The high concept behind it will require visual effects and the sprawling story it tells will necessitate a four-month shoot, making the film a big budget undertaking, at least by his standards. That’s why securing financing has been a struggle. Well, that and the rather odd hook the story hangs on.
“It’s about the idea of people miniaturizing as a panacea to the world’s ills. It’s a comedy with that premise but that takes that idea very seriously, like that it actually happens and what might be a consequence of that,” he said.
He discussed the social-political issues that are its context. “Overpopulation is our single greatest problem,” he said. “So many things stem from that — famine, disease, war, climate change, over-fishing the seas, cutting down the rain forests. They say this planet is sustainable for about 100 million people, and we’ve long passed that. So, long-term, what are we going to do? Start slaughtering? Or let war, famine, natural disasters do that for us? Or colonize other planets? Or, what if we just reduce our mass and volume?” he said, laughing. “So I’ve said too much.”

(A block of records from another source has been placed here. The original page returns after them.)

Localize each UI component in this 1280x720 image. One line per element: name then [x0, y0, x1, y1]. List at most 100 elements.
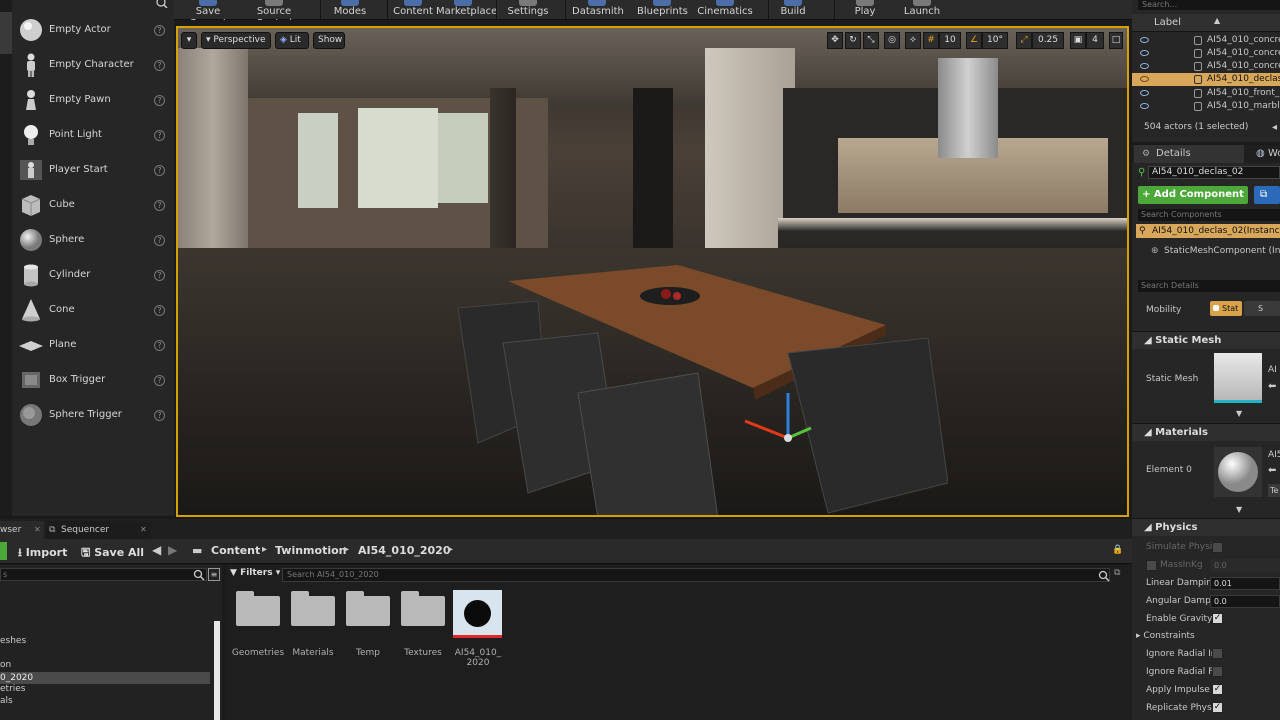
- apply-impulse-checkbox[interactable]: ✓: [1212, 684, 1223, 695]
- search-components-input[interactable]: Search Components: [1138, 209, 1280, 221]
- forward-arrow-icon[interactable]: ▶: [168, 543, 177, 557]
- material-thumbnail[interactable]: [1214, 447, 1262, 497]
- datasmith-button[interactable]: Datasmith: [572, 0, 624, 20]
- mobility-stationary-toggle[interactable]: S: [1244, 301, 1280, 316]
- show-dropdown[interactable]: Show: [313, 32, 345, 49]
- tree-item[interactable]: eshes: [0, 636, 26, 646]
- component-instance-row[interactable]: ⚲ AI54_010_declas_02(Instance): [1136, 224, 1280, 238]
- modes-button[interactable]: Modes: [329, 0, 371, 20]
- outliner-search-input[interactable]: Search...: [1138, 0, 1280, 10]
- use-selected-arrow-icon[interactable]: ⬅: [1268, 465, 1276, 476]
- help-icon[interactable]: ?: [154, 375, 165, 386]
- collapse-tree-icon[interactable]: ≡: [208, 568, 220, 581]
- replicate-physics-checkbox[interactable]: ✓: [1212, 702, 1223, 713]
- help-icon[interactable]: ?: [154, 60, 165, 71]
- world-space-icon[interactable]: ◎: [884, 32, 900, 49]
- static-mesh-component-row[interactable]: ⊕ StaticMeshComponent (Inhe: [1148, 245, 1280, 258]
- help-icon[interactable]: ?: [154, 410, 165, 421]
- use-selected-arrow-icon[interactable]: ⬅: [1268, 381, 1276, 392]
- maximize-viewport-icon[interactable]: □: [1109, 32, 1123, 49]
- folder-search-input[interactable]: s: [0, 568, 207, 581]
- linear-damping-input[interactable]: 0.01: [1210, 577, 1280, 590]
- place-item-box-trigger[interactable]: Box Trigger?: [14, 363, 172, 397]
- help-icon[interactable]: ?: [154, 340, 165, 351]
- mass-override-checkbox[interactable]: [1146, 560, 1157, 571]
- place-item-cube[interactable]: Cube?: [14, 188, 172, 222]
- enable-gravity-checkbox[interactable]: ✓: [1212, 613, 1223, 624]
- cinematics-button[interactable]: Cinematics: [697, 0, 753, 20]
- save-all-button[interactable]: 🖫 Save All: [81, 544, 144, 563]
- help-icon[interactable]: ?: [154, 130, 165, 141]
- visibility-eye-icon[interactable]: [1140, 37, 1149, 43]
- tree-item[interactable]: etries: [0, 684, 26, 694]
- filters-button[interactable]: ▼ Filters ▾: [230, 568, 280, 578]
- sequencer-tab[interactable]: ⧉ Sequencer: [46, 521, 150, 539]
- perspective-dropdown[interactable]: ▾ Perspective: [201, 32, 271, 49]
- tree-item-selected[interactable]: 0_2020: [0, 672, 210, 684]
- outliner-row[interactable]: AI54_010_front_0: [1132, 87, 1280, 100]
- play-button[interactable]: Play: [845, 0, 885, 20]
- category-tab-active[interactable]: [0, 12, 12, 54]
- camera-speed-value[interactable]: 4: [1086, 32, 1104, 49]
- place-item-point-light[interactable]: Point Light?: [14, 118, 172, 152]
- rotate-tool-icon[interactable]: ↻: [845, 32, 861, 49]
- blueprint-button[interactable]: ⧉: [1254, 186, 1280, 204]
- outliner-row[interactable]: AI54_010_concret: [1132, 60, 1280, 73]
- outliner-row[interactable]: AI54_010_concret: [1132, 47, 1280, 60]
- build-button[interactable]: Build: [773, 0, 813, 20]
- grid-snap-value[interactable]: 10: [939, 32, 961, 49]
- expand-arrow-icon[interactable]: ▼: [1236, 505, 1242, 514]
- place-item-empty-pawn[interactable]: Empty Pawn?: [14, 83, 172, 117]
- place-item-empty-character[interactable]: Empty Character?: [14, 48, 172, 82]
- rotation-snap-value[interactable]: 10°: [982, 32, 1008, 49]
- breadcrumb-content[interactable]: Content: [211, 544, 260, 557]
- scale-snap-icon[interactable]: ⤢: [1016, 32, 1032, 49]
- visibility-eye-icon[interactable]: [1140, 50, 1149, 56]
- visibility-eye-icon[interactable]: [1140, 76, 1149, 82]
- help-icon[interactable]: ?: [154, 235, 165, 246]
- breadcrumb-twinmotion[interactable]: Twinmotion: [275, 544, 347, 557]
- place-item-plane[interactable]: Plane?: [14, 328, 172, 362]
- asset-search-input[interactable]: Search AI54_010_2020: [282, 568, 1110, 582]
- level-viewport[interactable]: ▾ ▾ Perspective ◈ Lit Show ✥ ↻ ⤡ ◎ ⟡ # 1…: [176, 26, 1129, 517]
- static-mesh-section-header[interactable]: ◢ Static Mesh: [1132, 331, 1280, 349]
- textures-button[interactable]: Te: [1268, 484, 1280, 497]
- help-icon[interactable]: ?: [154, 25, 165, 36]
- help-icon[interactable]: ?: [154, 165, 165, 176]
- simulate-physics-checkbox[interactable]: [1212, 542, 1223, 553]
- mobility-static-toggle[interactable]: Stat: [1210, 301, 1242, 316]
- rotation-snap-icon[interactable]: ∠: [966, 32, 982, 49]
- label-column-header[interactable]: Label: [1154, 17, 1181, 28]
- view-options-arrow-icon[interactable]: ◂: [1272, 122, 1277, 133]
- tree-scrollbar[interactable]: [214, 621, 220, 720]
- tree-item[interactable]: on: [0, 660, 11, 670]
- breadcrumb-separator-icon[interactable]: ▸: [262, 544, 267, 555]
- help-icon[interactable]: ?: [154, 95, 165, 106]
- marketplace-button[interactable]: Marketplace: [436, 0, 497, 20]
- place-item-cone[interactable]: Cone?: [14, 293, 172, 327]
- constraints-group[interactable]: ▸ Constraints: [1136, 631, 1195, 641]
- transform-gizmo[interactable]: [733, 383, 813, 453]
- search-icon[interactable]: [1098, 570, 1110, 582]
- outliner-row[interactable]: AI54_010_concret: [1132, 34, 1280, 47]
- close-tab-icon[interactable]: ✕: [140, 525, 147, 534]
- search-icon[interactable]: [155, 0, 169, 8]
- back-arrow-icon[interactable]: ◀: [152, 543, 161, 557]
- blueprints-button[interactable]: Blueprints: [637, 0, 688, 20]
- place-item-empty-actor[interactable]: Empty Actor?: [14, 13, 172, 47]
- static-mesh-thumbnail[interactable]: [1214, 353, 1262, 403]
- camera-speed-icon[interactable]: ▣: [1070, 32, 1086, 49]
- place-item-cylinder[interactable]: Cylinder?: [14, 258, 172, 292]
- ignore-radial-force-checkbox[interactable]: [1212, 666, 1223, 677]
- add-component-button[interactable]: + Add Component ▾: [1138, 186, 1248, 218]
- visibility-eye-icon[interactable]: [1140, 63, 1149, 69]
- visibility-eye-icon[interactable]: [1140, 103, 1149, 109]
- tree-item[interactable]: als: [0, 696, 13, 706]
- grid-snap-icon[interactable]: #: [923, 32, 939, 49]
- ignore-radial-impulse-checkbox[interactable]: [1212, 648, 1223, 659]
- mass-input[interactable]: 0.0: [1210, 559, 1280, 572]
- world-settings-tab[interactable]: ◍Wo: [1252, 145, 1280, 163]
- launch-button[interactable]: Launch: [902, 0, 942, 20]
- scale-tool-icon[interactable]: ⤡: [863, 32, 879, 49]
- close-tab-icon[interactable]: ✕: [34, 525, 41, 534]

If things go to plan he’ll do preproduction in the summer/fall and start shooting after the first of the year. About a third of the film would be Nebraska-based. If there’s a hang-up, he has a backup project ready, Nebraska, a father-son road pic he “can jump into.” Downsizing “is by far my priority,” he said. “But Nebraska would be a very attractive film to make at anytime. I’m just ready to shoot.” Until cameras roll his next public gig here will be the Sept. 13 Film Streams fundraiser, A Conversation with Debra Winger. He’ll interview the actress on stage at the Holland per the Laura Dern program he did last year. Payne’s a Film Streams board member.
He admires the mercurial Winger. “I think Debra Winger is so interesting. Meryl Streep-like early on. Like, wow, is there nothing she cannot play and bring such emotional depth to? And then the fact she’s disappeared from movies, so there’s a mystique about her. She rarely does this kind of stuff, like never, and so when I called her up the first thing I said was, ‘You will not get an award and you are not being honored. It’s a retrospective of your films at a very serious film place.’”
To sweeten the pot, she will select films from her career along with two that have inspired her. The idea of Payne having her back on stage helped. He assured her their conversation will not be personal “but just about film nerd stuff.” “We’re really excited to have her,” he said.
Film nerds are excited Payne’s back, too.
Future HBO playdates for the Payne-directed Hung pilot are July 2, 3, 5, 6, 8, 10 and 23; the pilots plays HBO2 on July 4. Check local listings for times.